情報学部4年次の西川昌宏先生のICT活用総合実習(ゼミ活動)では、「インクルーシブデザイン※によるイノベーティブな課題解決」をテーマに、「障がい者・健常者、両者が学びやすい大学づくり」を目指した活動を行っています。この活動は、障がいの有無に関わらず活躍できる企業を目指す(株)NSGソシアルサポートのご協力のもと、(株)ソシアルサポートのスタッフで車いすユーザーである松村 誠 様に実際に情報学部の米山キャンパスにお越しいただき、キャンパス内の課題発見のためのフィールドワークを行っていただきました。その結果に基づき、「障がい者・健常者、両者が学びやすい大学づくり」のための提案がされました。

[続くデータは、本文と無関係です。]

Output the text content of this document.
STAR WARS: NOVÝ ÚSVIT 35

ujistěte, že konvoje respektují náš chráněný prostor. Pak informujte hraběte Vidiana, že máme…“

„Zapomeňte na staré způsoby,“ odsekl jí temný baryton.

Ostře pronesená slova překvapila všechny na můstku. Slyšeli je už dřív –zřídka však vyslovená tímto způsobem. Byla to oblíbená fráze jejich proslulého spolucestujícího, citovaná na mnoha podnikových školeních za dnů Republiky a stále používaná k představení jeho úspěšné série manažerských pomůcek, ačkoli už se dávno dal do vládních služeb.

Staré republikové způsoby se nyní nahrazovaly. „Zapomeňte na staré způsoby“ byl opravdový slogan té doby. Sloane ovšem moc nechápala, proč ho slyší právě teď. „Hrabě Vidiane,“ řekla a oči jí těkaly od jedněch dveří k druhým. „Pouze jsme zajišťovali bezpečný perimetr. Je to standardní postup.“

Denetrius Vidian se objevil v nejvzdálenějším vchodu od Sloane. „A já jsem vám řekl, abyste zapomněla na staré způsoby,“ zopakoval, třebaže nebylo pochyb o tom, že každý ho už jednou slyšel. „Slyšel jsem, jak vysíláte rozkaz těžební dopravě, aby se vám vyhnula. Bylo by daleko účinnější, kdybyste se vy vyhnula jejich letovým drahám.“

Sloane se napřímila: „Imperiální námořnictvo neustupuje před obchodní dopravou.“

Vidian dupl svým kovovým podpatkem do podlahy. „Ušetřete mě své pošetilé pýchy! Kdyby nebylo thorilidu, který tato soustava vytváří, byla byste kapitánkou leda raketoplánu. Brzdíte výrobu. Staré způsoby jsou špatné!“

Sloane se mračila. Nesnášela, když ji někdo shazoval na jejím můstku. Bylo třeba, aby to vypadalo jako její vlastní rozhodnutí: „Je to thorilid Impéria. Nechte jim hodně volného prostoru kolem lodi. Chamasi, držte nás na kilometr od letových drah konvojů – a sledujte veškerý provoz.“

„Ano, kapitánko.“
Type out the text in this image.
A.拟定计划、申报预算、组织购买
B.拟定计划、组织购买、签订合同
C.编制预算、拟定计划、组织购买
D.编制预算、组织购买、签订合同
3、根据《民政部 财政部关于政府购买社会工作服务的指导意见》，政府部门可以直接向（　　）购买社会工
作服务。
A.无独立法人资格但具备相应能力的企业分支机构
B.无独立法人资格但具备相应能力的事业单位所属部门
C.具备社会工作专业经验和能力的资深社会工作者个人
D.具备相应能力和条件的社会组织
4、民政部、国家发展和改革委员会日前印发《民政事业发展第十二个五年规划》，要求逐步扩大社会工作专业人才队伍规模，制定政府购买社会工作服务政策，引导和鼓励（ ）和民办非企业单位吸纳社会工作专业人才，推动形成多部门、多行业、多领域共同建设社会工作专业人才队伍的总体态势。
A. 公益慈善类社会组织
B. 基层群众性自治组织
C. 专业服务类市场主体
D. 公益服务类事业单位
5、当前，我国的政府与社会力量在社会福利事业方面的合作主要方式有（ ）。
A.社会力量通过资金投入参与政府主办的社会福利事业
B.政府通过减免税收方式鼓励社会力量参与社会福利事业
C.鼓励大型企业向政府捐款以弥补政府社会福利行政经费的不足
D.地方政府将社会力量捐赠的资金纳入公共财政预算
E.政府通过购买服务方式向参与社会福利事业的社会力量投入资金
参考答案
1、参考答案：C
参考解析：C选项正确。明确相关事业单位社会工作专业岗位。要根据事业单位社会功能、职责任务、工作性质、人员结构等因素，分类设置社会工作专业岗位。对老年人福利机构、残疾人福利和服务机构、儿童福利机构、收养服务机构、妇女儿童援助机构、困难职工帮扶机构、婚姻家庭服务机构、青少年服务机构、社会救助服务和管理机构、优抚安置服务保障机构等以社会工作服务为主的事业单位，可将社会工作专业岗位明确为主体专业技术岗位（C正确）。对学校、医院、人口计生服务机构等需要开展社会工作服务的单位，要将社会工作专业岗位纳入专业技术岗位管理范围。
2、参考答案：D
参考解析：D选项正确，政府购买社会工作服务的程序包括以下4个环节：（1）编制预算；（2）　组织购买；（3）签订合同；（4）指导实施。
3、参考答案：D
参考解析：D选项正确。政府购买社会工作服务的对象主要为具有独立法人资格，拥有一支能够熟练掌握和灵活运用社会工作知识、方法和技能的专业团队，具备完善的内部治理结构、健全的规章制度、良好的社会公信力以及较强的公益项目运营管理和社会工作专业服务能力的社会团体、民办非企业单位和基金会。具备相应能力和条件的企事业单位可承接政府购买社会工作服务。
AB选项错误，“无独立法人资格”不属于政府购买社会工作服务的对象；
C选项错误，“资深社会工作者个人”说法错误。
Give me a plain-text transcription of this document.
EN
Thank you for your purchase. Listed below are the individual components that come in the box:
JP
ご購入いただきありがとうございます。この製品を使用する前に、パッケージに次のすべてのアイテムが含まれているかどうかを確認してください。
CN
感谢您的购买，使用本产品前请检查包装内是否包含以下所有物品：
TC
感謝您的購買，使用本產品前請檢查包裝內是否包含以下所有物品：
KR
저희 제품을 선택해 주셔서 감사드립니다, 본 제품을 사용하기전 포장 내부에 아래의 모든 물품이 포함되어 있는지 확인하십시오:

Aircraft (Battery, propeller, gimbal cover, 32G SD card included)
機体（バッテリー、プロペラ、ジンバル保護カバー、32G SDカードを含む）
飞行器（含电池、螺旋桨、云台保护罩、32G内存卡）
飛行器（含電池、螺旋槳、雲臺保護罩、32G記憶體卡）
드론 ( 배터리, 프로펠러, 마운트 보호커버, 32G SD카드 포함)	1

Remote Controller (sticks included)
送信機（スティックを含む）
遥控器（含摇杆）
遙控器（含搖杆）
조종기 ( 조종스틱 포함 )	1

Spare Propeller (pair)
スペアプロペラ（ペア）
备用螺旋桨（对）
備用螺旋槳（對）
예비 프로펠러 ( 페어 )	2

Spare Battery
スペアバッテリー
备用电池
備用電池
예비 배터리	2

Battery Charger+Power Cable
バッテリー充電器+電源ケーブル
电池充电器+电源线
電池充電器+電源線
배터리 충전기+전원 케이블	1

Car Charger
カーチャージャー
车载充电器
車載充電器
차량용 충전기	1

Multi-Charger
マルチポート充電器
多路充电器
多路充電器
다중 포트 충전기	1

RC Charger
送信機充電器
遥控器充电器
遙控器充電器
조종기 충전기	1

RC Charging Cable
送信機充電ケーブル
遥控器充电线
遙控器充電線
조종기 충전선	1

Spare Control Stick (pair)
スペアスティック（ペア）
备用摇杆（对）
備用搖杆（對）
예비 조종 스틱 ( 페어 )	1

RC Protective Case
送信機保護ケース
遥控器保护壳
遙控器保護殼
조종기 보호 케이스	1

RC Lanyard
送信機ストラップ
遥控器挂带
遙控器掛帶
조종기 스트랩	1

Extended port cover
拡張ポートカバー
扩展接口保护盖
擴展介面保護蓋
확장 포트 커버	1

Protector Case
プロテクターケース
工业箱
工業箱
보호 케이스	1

※インクルーシブデザインとは・・・「包摂的な、すべてを包み込む」という意味で、多様な人々のニーズを考慮し、誰もが利用しやすい製品やサービスを創り出すデザイン手法のこと。
フィールドワークを通じて、車いす用の自習スペースの不足や、書類手続きの場所の利便性の低さなど、具体的な問題が浮き彫りになりました。特に、大きな課題となったのは「1Fロビーの申請書等の場所が使いづらい」という問題です。この課題解決のため、申請書類の書き方や学校内の案内を動画や音声で伝える「動画案内の設置」、アルバイト紹介やポスターが貼られている掲示板を電子化する「電子掲示板の設置」、申請書類の書き方の見本などを手に取って近くで見ることができるようにする「書類ファイリングの設置」が挙げられました。
ゼミ生のコメントをご紹介します。
■情報学部4年 高橋朋宏さん
「キャンパスツアーでも多くの気づきを得ることができました。段差や広さ、トイレの設備など様々な視点を考慮することで、選択肢が制限されてしまうことが分かりました。より包括的なアクセシビリティ対策がまちづくりなどの環境づくりに必要なことを再確認し、より多様な人々が快適に過ごせる社会を築いていく必要があると感じました」
■情報学部4年 上沼大和さん
「当初は、障がいのある方に対して全てにおいて配慮しなければいけないと感じていました。しかし実際に車いすユーザーの方と接する中で、障がいがあっても自身で解決できることが多くあり、逆に障がいがあるからこそ気づくことができる観点があることを学びました」
■情報学部4年 上田和史さん
「車いすユーザーの方とのキャンパスツアーで、新たな気づきがありました。普段見過ごしていた障害や制約に直面し、バリアフリーの重要性を強く理解しました。段差や狭い通路、斜面、車いす対応施設の不足など、改善の必要性を痛感しました。将来のキャンパス設計や施設改善に向けて、よりインクルーシブな環境を作り上げる必要があると感じました」
ゼミ生たちは、大学の施設などに限らず、ソフトやサービスという視点でも、よりインクルーシブな学びの環境を目指して取り組んでいます。障がい者と健常者が共に学ぶことで、お互いを理解し合い、共生の意識が芽生え、多様性を尊重する温かい大学文化が育まれます。また、障がい者支援に関する情報の提供や教育プログラムの充実も非常に重要です。
来年施行される改正障害者差別解消法により、私立大学にも不当な差別的取り扱いの禁止と合理的配慮の提供が義務付けられます。本学においてもそれに向けて規程や体制などの準備を進めており、本活動もその一環です。
こうしたゼミ活動や講義の様子は、今後もHPなどでレポートしていきます。